Choosing an Appropriate Time Step

General Considerations

Generally, a timestep should be as large as possible while meeting model verification criteria and producing all desired outputs. Larger timesteps are more desirable because they decrease computational time and resources required to run the model.

Some modeling features that may impact timestep duration decisions include:

  • Rate-based choices

    • See below.

  • Modeled events between specified time intervals. For example, a monthly timestep may be desired if simulants attend monthly medication sessions

    • This is because Vivarium simulants can only undergo one transition in each cause/intervention model per timestep. So if the timestep is very long, it’s unrealistic that only one thing happened to them during that long timestep, because in all likelihood something else would have happened to them in between that first event and the end of the timestep.

  • Duration-based choices: if the average duration of a given condition is 10 days, a timestep longer than 10 days may not be appropriate

    • This is because Vivarium person-time observers always work on the assumption that someone was in the same state for the entire timestep duration.
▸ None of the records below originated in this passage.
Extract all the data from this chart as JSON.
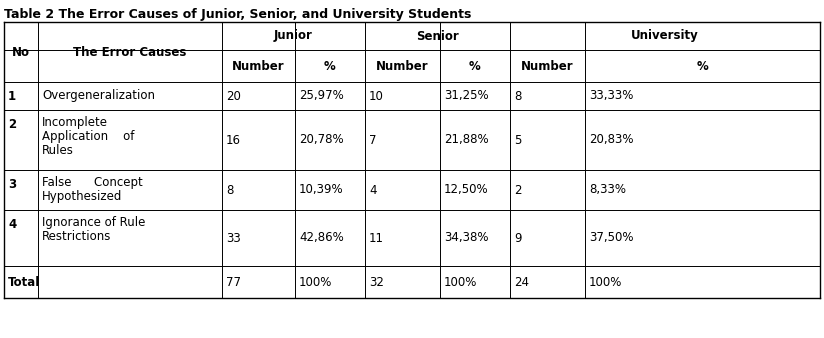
{
  "title": "Table 2 The Error Causes of Junior, Senior, and University Students",
  "col_groups": [
    {
      "label": "Junior",
      "cols": [
        "Number",
        "%"
      ]
    },
    {
      "label": "Senior",
      "cols": [
        "Number",
        "%"
      ]
    },
    {
      "label": "University",
      "cols": [
        "Number",
        "%"
      ]
    }
  ],
  "row_headers": [
    "No",
    "The Error Causes"
  ],
  "rows": [
    {
      "no": "1",
      "cause": "Overgeneralization",
      "cause_lines": [
        "Overgeneralization"
      ],
      "junior_n": "20",
      "junior_p": "25,97%",
      "senior_n": "10",
      "senior_p": "31,25%",
      "univ_n": "8",
      "univ_p": "33,33%"
    },
    {
      "no": "2",
      "cause": "Incomplete Application of Rules",
      "cause_lines": [
        "Incomplete",
        "Application    of",
        "Rules"
      ],
      "junior_n": "16",
      "junior_p": "20,78%",
      "senior_n": "7",
      "senior_p": "21,88%",
      "univ_n": "5",
      "univ_p": "20,83%"
    },
    {
      "no": "3",
      "cause": "False Concept Hypothesized",
      "cause_lines": [
        "False      Concept",
        "Hypothesized"
      ],
      "junior_n": "8",
      "junior_p": "10,39%",
      "senior_n": "4",
      "senior_p": "12,50%",
      "univ_n": "2",
      "univ_p": "8,33%"
    },
    {
      "no": "4",
      "cause": "Ignorance of Rule Restrictions",
      "cause_lines": [
        "Ignorance of Rule",
        "Restrictions"
      ],
      "junior_n": "33",
      "junior_p": "42,86%",
      "senior_n": "11",
      "senior_p": "34,38%",
      "univ_n": "9",
      "univ_p": "37,50%"
    }
  ],
  "total": {
    "label": "Total",
    "junior_n": "77",
    "junior_p": "100%",
    "senior_n": "32",
    "senior_p": "100%",
    "univ_n": "24",
    "univ_p": "100%"
  },
  "font_size": 8.5,
  "title_font_size": 9,
  "bg_color": "#ffffff",
  "border_color": "#000000",
  "text_color": "#000000",
  "font_family": "DejaVu Sans"
}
If people in real life would be more quickly moving between states than the timestep allows, this assumption becomes highly inaccurate and V&V criteria may not be met.

Todo

Add more detail to the explanation behind the second two bullets and brainstorm potential solutions to work around these constraints if necessary.
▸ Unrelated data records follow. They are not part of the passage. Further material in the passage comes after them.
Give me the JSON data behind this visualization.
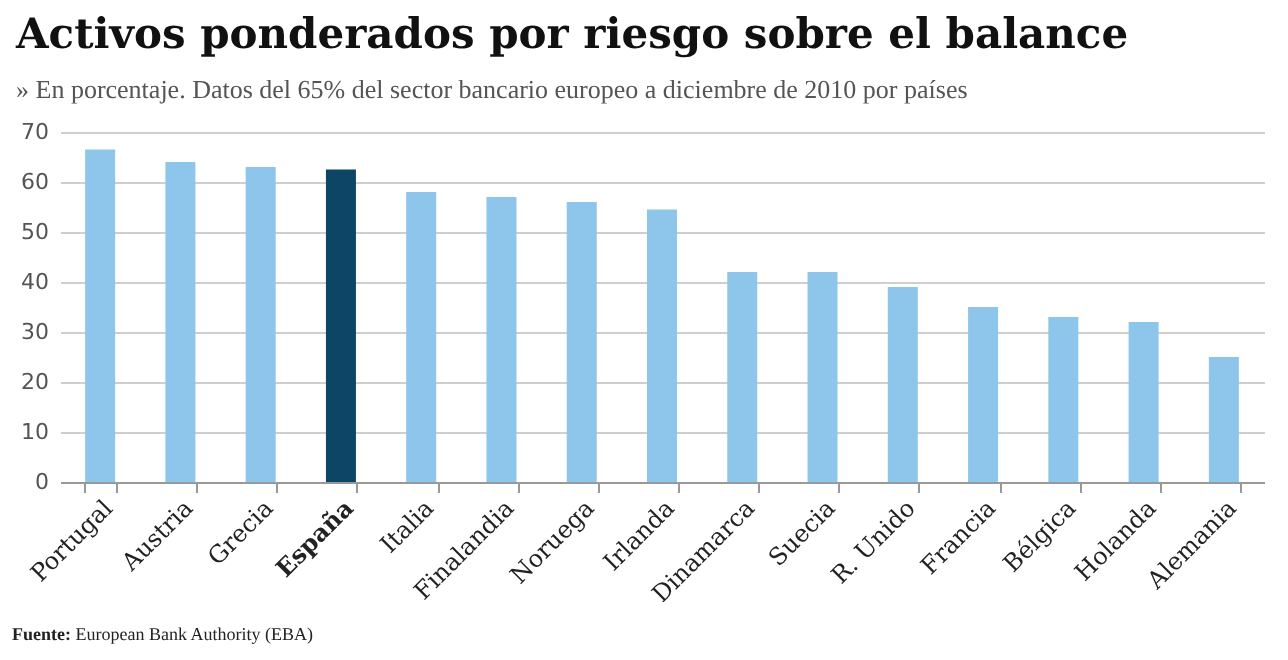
{
  "chart_data": {
    "type": "bar",
    "title": "Activos ponderados por riesgo sobre el balance",
    "subtitle": "» En porcentaje. Datos del 65% del sector bancario europeo a diciembre de 2010 por países",
    "categories": [
      "Portugal",
      "Austria",
      "Grecia",
      "España",
      "Italia",
      "Finalandia",
      "Noruega",
      "Irlanda",
      "Dinamarca",
      "Suecia",
      "R. Unido",
      "Francia",
      "Bélgica",
      "Holanda",
      "Alemania"
    ],
    "values": [
      66.5,
      64,
      63,
      62.5,
      58,
      57,
      56,
      54.5,
      42,
      42,
      39,
      35,
      33,
      32,
      25
    ],
    "colors": [
      "#8ec5ea",
      "#8ec5ea",
      "#8ec5ea",
      "#0d4665",
      "#8ec5ea",
      "#8ec5ea",
      "#8ec5ea",
      "#8ec5ea",
      "#8ec5ea",
      "#8ec5ea",
      "#8ec5ea",
      "#8ec5ea",
      "#8ec5ea",
      "#8ec5ea",
      "#8ec5ea"
    ],
    "ylim": [
      0,
      70
    ],
    "yticks": [
      0,
      10,
      20,
      30,
      40,
      50,
      60,
      70
    ],
    "grid": "y",
    "annotations": [
      "Fuente: European Bank Authority (EBA)"
    ]
  }
}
Relationship between timesteps and modeled rates in Vivarium

Vivarium relies on the following approximation where \(r\) is some rate and \(dt\) is the simulation time step duration:

\[1 - e^{-r \times dt} \approx r \times dt\]

Note

What’s going on is that we’re thinking of rate \(r\) as an exponentially distributed continuous random variable. But in Vivarium this random variable gets discretized into a geometric random variable, I believe with parameter \(p = 1 - e^{-r \times dt}\). The mean of the exponential random variable is \(r\), whereas the mean of the geometric random variable, converted from time steps back to days, is \(dt/p\).

Todo

Add more detail on why this is the case from an implementation stand point?

However, when \(r >> dt\), this approximation becomes less accurate. When this approximation does not hold (when a given rate is much larger than the simulation timestep), the rates from Vivarium simulation outputs will not accurately reflect the desired rates in the Vivarium simulation inputs (model verification will not be successful).

Notably, while this approximation may hold at the population level, it is important to remember that rates are heterogeneous at the individual level in Vivarium simulations, so it may not validate for particular subgroups with higher outcome rates due to their high-risk exposures, which may still cause model verification to be unsuccessful.

Theoretically, in the case of modeling high rates, a small enough timestep (\(dt\)) may be selected to achieve verification criteria. However, this may not be desireable for as smaller timesteps will lead to longer run times and more demands for computational resources. Therefore, the following solutions may be considered:

Rate adjustment

Artificially inflate rate \(r\) using the following equation:

\[r' = (-1/dt) \times ln(1 - dt \times r)\]

So then:

\[1 - e^{-r' \times dt} \approx r \times dt\]

Therefore, when \(r'\) is used as an input value in Vivarium, \(r\) will be output.

This strategy may be considered when there is a single parameter in a simulation that results in the violation of the approximation and the timestep is otherwise well-suited for the model, such as the remission rate of diarrheal diseases.

Cause exclusions

Mortality rates may vary dramatically by age, particularly when modeling children and the elderly. Additionally, excess mortality rates are definitionally higher than cause-specific mortality rates. Therefore, modeling strategies that avoid modeling excess mortality among these high-mortality age groups and model cause-specific mortality instead may be desireable.

An example of this strategy was utilized by the child IV iron simulation, in which diarrheal diseases and lower respiratory infection causes among the neonatal age groups were included by their CSMR only (affected by the LBWSG risk factor) rather than an incidence/remission model that included EMRs.

Asynchronous models

Sometimes, the difference in rates across age groups may be so great that it may be desireable to model them asynchronously. This strategy was used in the IV iron simulation in which women of reproductive age were modeled separately than children, with a longer timestep among the adults than the children. This strategy will require tracking of output data from one of the models at the individual level to be used as inputs to the other.